What is a Contact Smart Card?
A contact smart card resembles your credit or ATM card but contains a microprocessor chip. This chip requires a physical connection with a reader in order to exchange data between the card and the host system.
This is done through a circular metal contact plate on the surface of the card (usually gold plated) that transmits signals to and from the chip below. This makes the card readable and functional.
Electrical Contacts
The electrical contacts found in smart cards make contact with the card reader that transmits data. This is done through a serial interface that can be through direct physical contact or via short-range wireless connectivity standards like RFID and NFC.
Smart cards are divided into two main categories based on their chip type and functionality. The microprocessor-based smart cards have a microprocessor on board and can host 100 times more information than the average magnetic stripe. They can also be reconfigured to add, edit or remove hosted data. They are used for a variety of applications including identity, payment, access control and security.
The memory-based smart cards only have a small amount of memory but can be used for a mifare desfire variety of non-secured applications. These include vending, transport, electronic coupons, membership cards, utility prepayment and a variety of protected portable data files.
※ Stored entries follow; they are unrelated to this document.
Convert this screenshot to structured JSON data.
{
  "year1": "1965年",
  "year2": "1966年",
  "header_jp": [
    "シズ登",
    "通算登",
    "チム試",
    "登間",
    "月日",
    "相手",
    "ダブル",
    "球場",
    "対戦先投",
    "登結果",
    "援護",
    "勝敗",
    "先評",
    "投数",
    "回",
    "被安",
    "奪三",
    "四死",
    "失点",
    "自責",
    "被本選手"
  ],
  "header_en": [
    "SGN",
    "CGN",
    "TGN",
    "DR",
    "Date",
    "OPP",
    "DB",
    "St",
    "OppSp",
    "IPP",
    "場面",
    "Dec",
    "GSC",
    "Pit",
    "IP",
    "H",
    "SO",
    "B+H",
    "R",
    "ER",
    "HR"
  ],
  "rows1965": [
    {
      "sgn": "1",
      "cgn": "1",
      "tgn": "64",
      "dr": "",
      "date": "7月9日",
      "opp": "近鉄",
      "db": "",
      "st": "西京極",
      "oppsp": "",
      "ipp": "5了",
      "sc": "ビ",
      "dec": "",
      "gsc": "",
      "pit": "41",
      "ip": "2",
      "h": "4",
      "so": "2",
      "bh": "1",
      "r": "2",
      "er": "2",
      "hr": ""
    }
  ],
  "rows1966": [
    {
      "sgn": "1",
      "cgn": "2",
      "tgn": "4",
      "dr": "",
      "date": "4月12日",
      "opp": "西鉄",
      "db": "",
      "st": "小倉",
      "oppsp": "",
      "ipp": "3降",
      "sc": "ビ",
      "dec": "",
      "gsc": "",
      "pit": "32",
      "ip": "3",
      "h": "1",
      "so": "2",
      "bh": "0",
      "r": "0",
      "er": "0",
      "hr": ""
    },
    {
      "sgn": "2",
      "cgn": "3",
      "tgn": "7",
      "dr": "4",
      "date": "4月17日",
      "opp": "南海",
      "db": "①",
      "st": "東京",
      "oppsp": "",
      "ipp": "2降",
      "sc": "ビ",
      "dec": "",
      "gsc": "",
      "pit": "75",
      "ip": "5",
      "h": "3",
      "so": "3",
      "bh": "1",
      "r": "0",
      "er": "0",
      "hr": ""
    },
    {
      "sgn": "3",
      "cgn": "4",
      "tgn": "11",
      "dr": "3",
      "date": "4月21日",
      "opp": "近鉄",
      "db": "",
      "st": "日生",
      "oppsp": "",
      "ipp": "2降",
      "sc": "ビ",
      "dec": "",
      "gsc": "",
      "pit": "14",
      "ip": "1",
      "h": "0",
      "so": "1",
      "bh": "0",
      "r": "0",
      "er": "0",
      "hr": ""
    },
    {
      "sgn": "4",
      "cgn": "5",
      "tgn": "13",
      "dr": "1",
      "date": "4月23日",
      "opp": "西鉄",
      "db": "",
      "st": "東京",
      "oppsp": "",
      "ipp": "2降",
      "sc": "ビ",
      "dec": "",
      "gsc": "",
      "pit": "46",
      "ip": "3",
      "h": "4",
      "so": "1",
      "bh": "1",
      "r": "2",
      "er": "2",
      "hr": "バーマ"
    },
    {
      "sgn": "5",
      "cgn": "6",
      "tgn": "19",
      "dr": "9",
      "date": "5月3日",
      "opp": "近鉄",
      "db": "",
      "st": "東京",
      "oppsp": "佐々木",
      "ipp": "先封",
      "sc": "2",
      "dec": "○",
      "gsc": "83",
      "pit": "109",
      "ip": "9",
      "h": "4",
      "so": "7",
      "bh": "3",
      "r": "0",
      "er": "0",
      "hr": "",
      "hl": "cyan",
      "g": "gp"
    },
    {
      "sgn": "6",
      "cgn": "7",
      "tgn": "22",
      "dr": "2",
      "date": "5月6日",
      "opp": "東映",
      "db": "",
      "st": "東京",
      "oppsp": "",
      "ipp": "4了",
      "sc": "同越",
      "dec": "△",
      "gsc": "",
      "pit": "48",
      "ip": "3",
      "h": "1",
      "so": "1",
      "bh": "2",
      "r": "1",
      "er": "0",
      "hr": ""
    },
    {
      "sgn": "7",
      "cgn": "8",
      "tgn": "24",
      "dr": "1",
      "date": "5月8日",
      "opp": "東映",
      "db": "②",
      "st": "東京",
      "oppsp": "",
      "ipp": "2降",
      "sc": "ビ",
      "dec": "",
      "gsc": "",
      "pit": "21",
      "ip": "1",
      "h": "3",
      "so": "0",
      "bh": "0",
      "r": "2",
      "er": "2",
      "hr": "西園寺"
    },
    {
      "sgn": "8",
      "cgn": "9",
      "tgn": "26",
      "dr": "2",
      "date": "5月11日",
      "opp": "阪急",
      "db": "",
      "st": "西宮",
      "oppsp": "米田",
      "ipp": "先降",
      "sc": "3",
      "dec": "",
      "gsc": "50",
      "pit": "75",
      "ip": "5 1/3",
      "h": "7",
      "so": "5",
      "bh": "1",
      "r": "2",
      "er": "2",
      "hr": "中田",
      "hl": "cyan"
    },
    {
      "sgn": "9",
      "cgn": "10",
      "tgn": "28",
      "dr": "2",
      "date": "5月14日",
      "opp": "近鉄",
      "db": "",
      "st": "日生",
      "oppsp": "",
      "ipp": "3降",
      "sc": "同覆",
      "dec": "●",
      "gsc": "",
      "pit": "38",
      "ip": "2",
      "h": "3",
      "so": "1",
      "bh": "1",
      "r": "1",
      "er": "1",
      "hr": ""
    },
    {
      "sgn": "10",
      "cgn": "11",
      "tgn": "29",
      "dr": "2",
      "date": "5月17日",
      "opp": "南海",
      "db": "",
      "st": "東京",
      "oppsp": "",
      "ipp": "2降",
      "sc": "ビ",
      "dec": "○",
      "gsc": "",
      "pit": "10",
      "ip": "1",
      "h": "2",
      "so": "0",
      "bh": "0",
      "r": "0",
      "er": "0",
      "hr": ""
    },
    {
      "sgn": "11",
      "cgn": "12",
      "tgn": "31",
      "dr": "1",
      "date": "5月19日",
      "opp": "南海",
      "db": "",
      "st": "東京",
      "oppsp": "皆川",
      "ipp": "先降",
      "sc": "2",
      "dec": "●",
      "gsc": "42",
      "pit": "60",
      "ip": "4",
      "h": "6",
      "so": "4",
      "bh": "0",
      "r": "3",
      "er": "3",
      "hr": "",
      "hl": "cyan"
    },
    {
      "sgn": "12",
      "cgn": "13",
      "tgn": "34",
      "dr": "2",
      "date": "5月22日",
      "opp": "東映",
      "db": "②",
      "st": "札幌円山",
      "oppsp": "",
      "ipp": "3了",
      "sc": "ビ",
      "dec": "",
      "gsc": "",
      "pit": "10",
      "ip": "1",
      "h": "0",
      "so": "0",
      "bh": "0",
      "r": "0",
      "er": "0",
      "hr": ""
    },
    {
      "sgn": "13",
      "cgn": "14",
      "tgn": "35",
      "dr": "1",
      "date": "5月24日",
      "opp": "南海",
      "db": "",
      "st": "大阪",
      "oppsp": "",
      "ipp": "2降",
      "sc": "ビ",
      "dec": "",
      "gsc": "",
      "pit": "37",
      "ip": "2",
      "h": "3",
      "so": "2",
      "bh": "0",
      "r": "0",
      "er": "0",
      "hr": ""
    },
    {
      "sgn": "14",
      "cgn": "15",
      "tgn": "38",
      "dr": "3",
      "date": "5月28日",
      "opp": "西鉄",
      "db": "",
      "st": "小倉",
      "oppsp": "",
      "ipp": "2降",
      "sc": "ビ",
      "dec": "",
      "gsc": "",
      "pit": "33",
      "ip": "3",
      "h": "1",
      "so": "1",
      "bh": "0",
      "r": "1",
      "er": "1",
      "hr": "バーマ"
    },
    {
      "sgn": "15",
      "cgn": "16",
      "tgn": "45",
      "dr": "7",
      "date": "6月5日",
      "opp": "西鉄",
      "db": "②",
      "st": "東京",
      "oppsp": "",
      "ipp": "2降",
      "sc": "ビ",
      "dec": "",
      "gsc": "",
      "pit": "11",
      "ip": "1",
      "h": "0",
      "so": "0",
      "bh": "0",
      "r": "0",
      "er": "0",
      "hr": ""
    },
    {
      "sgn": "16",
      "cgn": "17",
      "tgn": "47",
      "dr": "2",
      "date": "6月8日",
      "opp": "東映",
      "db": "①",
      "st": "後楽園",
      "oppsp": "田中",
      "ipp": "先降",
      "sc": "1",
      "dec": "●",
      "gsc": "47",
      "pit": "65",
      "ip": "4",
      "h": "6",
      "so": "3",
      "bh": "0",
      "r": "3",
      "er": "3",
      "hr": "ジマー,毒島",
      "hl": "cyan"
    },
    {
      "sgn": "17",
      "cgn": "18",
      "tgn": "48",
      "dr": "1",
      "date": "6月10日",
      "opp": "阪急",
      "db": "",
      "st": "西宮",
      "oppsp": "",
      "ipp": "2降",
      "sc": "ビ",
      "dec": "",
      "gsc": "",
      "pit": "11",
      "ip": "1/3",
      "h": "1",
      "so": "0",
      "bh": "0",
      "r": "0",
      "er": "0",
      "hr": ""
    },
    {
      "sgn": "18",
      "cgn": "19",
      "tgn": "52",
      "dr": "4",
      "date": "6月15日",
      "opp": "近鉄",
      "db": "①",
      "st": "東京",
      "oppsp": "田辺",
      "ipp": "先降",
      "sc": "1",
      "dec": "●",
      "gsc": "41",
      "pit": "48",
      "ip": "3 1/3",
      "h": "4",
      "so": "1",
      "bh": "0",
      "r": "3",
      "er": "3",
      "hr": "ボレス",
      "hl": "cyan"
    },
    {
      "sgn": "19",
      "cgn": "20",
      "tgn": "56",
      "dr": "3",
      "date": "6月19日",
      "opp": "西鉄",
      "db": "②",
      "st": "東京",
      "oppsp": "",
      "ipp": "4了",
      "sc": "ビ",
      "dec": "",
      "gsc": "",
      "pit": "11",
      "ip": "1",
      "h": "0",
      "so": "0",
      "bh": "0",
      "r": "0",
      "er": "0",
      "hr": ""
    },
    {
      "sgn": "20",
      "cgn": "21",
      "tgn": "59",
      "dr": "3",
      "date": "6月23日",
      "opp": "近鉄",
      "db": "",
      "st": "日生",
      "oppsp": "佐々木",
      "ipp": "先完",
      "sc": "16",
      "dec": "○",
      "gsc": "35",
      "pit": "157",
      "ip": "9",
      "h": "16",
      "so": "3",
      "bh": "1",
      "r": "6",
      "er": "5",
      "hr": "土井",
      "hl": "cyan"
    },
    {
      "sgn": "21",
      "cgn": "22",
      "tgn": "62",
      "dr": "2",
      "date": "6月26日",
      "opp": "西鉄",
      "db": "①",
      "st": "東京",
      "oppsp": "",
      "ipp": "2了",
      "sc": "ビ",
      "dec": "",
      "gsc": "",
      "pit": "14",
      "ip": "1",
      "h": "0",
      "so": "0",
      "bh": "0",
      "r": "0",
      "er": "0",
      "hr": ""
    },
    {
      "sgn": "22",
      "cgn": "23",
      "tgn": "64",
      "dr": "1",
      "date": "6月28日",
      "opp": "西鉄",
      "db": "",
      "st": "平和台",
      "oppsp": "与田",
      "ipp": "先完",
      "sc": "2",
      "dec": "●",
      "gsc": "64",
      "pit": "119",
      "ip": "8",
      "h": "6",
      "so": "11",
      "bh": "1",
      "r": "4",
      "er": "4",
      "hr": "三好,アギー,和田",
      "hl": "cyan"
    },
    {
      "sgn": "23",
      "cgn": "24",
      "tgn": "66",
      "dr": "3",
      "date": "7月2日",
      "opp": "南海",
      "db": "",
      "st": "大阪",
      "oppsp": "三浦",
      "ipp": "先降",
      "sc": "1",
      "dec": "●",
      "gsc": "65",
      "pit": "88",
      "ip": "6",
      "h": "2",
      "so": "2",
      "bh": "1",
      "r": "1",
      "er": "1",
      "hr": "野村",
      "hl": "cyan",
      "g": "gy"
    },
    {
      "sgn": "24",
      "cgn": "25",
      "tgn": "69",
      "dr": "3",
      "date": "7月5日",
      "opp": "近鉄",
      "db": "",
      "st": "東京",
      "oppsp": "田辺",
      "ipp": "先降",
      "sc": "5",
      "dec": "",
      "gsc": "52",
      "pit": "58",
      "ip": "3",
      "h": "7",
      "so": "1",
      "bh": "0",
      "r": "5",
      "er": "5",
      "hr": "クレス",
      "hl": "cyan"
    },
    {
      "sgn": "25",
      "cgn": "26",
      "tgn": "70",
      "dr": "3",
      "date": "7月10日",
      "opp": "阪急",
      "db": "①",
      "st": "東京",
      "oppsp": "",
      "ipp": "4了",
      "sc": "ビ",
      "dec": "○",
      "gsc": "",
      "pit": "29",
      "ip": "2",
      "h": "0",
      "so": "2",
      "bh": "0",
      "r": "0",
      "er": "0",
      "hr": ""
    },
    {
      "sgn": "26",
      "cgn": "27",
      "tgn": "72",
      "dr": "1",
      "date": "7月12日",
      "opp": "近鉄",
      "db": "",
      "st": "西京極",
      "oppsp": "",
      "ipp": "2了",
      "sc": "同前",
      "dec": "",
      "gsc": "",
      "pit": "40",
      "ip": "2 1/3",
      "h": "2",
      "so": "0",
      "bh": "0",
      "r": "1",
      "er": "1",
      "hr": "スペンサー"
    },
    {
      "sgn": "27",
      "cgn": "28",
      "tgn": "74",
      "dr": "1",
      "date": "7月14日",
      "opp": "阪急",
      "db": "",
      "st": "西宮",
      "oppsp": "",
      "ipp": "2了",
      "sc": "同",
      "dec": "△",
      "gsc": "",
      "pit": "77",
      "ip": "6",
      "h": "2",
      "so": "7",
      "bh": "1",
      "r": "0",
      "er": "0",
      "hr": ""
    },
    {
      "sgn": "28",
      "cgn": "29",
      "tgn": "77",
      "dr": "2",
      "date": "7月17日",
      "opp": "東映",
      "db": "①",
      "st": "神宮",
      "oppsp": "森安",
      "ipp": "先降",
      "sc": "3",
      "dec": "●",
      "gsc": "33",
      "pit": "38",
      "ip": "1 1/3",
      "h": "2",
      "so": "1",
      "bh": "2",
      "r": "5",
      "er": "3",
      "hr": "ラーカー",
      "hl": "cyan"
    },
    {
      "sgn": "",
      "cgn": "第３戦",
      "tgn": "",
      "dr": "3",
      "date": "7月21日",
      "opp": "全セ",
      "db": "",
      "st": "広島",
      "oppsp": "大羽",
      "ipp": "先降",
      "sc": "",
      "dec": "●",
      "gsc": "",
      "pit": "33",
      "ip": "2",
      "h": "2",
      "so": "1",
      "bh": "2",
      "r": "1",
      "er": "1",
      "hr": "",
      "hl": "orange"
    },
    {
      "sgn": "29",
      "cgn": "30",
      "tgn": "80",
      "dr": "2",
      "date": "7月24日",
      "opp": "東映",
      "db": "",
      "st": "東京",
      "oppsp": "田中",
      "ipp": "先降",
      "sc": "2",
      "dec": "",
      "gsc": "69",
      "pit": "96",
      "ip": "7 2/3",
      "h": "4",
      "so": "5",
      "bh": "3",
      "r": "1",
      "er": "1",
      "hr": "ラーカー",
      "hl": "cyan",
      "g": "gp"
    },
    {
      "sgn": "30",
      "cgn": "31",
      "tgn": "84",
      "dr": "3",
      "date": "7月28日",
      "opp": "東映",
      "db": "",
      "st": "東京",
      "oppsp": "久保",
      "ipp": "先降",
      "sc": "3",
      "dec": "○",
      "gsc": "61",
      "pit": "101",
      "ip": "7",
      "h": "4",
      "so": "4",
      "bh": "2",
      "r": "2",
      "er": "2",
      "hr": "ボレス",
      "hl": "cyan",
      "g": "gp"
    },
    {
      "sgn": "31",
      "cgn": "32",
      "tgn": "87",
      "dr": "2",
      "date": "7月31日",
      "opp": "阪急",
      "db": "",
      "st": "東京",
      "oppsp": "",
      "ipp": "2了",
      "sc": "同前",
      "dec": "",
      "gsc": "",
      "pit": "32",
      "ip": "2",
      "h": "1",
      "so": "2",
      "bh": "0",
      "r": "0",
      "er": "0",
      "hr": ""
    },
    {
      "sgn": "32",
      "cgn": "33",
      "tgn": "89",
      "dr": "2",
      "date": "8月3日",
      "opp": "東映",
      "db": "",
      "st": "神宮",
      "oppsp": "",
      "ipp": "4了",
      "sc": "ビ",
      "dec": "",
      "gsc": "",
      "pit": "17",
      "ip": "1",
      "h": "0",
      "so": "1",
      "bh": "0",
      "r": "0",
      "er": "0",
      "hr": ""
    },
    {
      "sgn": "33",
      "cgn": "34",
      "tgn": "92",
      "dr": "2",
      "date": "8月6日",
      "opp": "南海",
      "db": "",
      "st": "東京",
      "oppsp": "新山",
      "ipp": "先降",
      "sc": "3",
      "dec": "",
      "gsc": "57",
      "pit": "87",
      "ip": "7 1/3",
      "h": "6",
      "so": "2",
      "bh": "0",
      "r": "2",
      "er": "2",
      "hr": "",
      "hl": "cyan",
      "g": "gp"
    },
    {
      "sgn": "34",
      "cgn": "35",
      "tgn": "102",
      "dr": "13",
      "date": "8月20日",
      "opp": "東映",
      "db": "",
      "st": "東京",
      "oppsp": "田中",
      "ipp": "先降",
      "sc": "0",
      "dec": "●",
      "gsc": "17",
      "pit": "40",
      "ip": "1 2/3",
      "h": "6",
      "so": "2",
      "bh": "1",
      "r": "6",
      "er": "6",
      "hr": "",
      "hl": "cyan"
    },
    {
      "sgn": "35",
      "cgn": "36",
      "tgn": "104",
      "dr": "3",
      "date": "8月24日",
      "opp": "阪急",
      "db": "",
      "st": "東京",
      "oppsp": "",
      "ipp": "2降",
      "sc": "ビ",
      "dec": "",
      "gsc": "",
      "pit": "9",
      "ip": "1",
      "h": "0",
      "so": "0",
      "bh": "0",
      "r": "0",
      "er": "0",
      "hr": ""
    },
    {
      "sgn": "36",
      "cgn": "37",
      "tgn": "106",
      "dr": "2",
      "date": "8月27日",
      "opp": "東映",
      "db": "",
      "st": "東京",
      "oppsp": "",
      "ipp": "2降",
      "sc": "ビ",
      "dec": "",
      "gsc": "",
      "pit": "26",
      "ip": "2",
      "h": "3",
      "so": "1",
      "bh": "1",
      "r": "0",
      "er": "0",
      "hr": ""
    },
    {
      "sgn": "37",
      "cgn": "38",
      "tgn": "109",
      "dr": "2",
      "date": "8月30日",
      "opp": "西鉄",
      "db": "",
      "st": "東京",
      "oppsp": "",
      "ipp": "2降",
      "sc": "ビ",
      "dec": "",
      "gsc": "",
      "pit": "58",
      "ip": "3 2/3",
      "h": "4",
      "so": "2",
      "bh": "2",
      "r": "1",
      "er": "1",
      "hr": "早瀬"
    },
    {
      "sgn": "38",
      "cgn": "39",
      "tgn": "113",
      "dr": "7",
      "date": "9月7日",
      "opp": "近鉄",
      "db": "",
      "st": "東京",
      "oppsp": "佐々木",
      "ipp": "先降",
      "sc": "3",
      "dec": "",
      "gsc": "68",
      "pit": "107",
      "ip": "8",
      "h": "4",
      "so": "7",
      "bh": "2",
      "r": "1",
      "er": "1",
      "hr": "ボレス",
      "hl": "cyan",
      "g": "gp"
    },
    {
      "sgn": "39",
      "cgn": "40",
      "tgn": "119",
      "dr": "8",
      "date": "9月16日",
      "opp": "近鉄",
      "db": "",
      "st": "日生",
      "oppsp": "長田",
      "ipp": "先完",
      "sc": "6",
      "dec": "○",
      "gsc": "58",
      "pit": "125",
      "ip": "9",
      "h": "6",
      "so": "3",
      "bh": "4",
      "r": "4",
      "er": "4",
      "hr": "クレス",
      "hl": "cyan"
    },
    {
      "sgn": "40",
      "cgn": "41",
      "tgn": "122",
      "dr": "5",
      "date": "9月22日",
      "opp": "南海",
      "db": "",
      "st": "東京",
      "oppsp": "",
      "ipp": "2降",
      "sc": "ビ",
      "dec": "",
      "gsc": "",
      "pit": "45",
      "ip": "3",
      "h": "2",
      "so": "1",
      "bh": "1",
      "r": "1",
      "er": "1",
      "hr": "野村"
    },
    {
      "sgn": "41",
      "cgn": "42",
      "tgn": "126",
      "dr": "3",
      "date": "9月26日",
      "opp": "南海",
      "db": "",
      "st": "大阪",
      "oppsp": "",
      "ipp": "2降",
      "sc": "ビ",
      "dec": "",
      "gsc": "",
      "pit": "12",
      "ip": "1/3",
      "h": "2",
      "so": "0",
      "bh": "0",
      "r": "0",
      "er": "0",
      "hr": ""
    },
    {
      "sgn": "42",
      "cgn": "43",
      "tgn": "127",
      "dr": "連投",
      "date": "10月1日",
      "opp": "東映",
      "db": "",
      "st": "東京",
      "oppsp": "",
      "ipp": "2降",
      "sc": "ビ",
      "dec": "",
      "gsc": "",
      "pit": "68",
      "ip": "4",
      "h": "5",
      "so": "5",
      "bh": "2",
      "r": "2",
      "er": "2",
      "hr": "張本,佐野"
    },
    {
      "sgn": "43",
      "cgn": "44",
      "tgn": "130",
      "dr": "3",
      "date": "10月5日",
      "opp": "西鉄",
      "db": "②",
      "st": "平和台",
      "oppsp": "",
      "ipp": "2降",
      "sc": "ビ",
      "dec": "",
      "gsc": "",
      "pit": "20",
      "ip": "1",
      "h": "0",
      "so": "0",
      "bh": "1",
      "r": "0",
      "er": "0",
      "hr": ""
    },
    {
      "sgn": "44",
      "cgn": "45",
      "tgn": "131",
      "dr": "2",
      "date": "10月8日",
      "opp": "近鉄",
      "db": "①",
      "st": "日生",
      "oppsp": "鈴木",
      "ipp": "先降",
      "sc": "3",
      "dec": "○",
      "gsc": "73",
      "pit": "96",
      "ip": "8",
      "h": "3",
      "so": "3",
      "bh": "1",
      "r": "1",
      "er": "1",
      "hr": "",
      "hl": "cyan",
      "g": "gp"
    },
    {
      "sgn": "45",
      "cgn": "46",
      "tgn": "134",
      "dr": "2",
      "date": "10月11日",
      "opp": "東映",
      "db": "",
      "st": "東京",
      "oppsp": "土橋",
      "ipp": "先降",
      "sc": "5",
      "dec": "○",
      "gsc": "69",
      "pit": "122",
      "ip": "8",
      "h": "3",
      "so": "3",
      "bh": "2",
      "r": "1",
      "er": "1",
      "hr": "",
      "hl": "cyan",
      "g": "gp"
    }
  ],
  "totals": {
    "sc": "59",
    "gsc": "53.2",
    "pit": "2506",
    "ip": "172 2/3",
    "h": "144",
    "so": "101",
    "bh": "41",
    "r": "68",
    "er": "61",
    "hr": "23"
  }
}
Complex cards can be further classified based on their interfaces and microprocessor functionality. Contact and contactless smart cards are categorized as separate types based on their ability to communicate with the card reader. The contact-type smart card needs to come in physical contact with a digital interface to operate whereas the contactless smart card communicates through an antenna and requires close proximity to be read by the reader. Smart cards with both contact and contactless interfaces are referred to as hybrid.
Microprocessor
As the name suggests, contact smart cards require physical interaction with a reader to function. This is done by inserting the card into a contact pad. These pads contain an embedded memory chip where data is stored and used to carry out a transaction.
The chip can be configured to store data that is only valid for a limited time period or that is only available to certain people. It can also be programmed to change its Dynamic Card Security Code (DCSC) after each transaction, preventing the use of stolen data.
This is a crucial part of the smart card’s security system. The microprocessor can be programmed to perform the tasks required for a specific application. This can include generating one-time passwords for secure communication, authenticating and authorizing access to sensitive information or services. It can also provide a secure way to verify the identity of a person or machine.
The chip used in a contact smart card can be either memory only or a microprocessor plus memory. The latter provides additional functionality such as cryptographic functions, which allow a smart card to generate secure communications. It can also act as a firewall for an individual, blocking out unauthorized access and releasing information only to those authorized to do so. This, along with strong device and information security, make smart cards excellent guardians of personal privacy.
Memory
As the name suggests, this card type is based on memory circuits. It stores read and write data in a specific location and a microprocessor can manipulate this data to perform the desired function. It can be a straight memory card that only holds information, a protected memory card with restricted access to the chip and can be programmed only for certain tasks or a stored value memory card that safeguards mobile phones against theft.
These cards are based on an integrated circuit chip that has the necessary functions and is sealed into the plastic substrate of a credit or ID card. These chips can be either just memory or a microprocessor with a built-in operating system. Memory-only chips can only transmit data, and are less expensive than microprocessor cards. They are a good choice for payment systems such as contactless bank cards or for identification applications.
There are two general categories of smart cards: contact and contactless. A contact smart card has a conductive contact plate on its surface, usually gold-plated, that physically connects to the reader’s touch point and transmits commands and data to the chip inside the card. Most credit and ATM cards are this type of smart card.
A contactless smart card has an embedded antenna that establishes communication between the card and the reader through radio frequencies or electromagnetic ways without direct physical contact. This is the type of card you can use in a contactless public transportation system like Seoul’s Upass, Singapore’s EZ-Link or Hong Kong’s Octopus card.
Security
A microprocessor embedded in a smart card can perform complex functions like verifying a person’s identity or providing an online password. It can also store complex data like business credit scores. It can even allow for a more efficient way to manage company expenses. A smart card can even provide a more secure authentication system than traditional security tokens by using a Dynamic Card Security Code that can be updated in time intervals or after each contact or contactless EMV transaction.
Some of the most important security features contact smart card in a smart card include tamper-resistant storage, strong support for privacy and device/data security. The ability to communicate in a private manner between the smart card and reader can protect information by ensuring that the data sent is not intercepted or tapped. This feature is especially important for cards used to identify emergency response personnel and their skills.
There are two types of smart cards – contact and contactless – that differ by how they transmit data. Contact smart cards have an electrical connector that makes physical contact with the chip and are read by a card reader that sends an electrical signal. Contactless smart cards require only a close proximity to a reader to transmit the data. They use radio frequencies or Near Field Communication (NFC) technology to establish a wireless connection.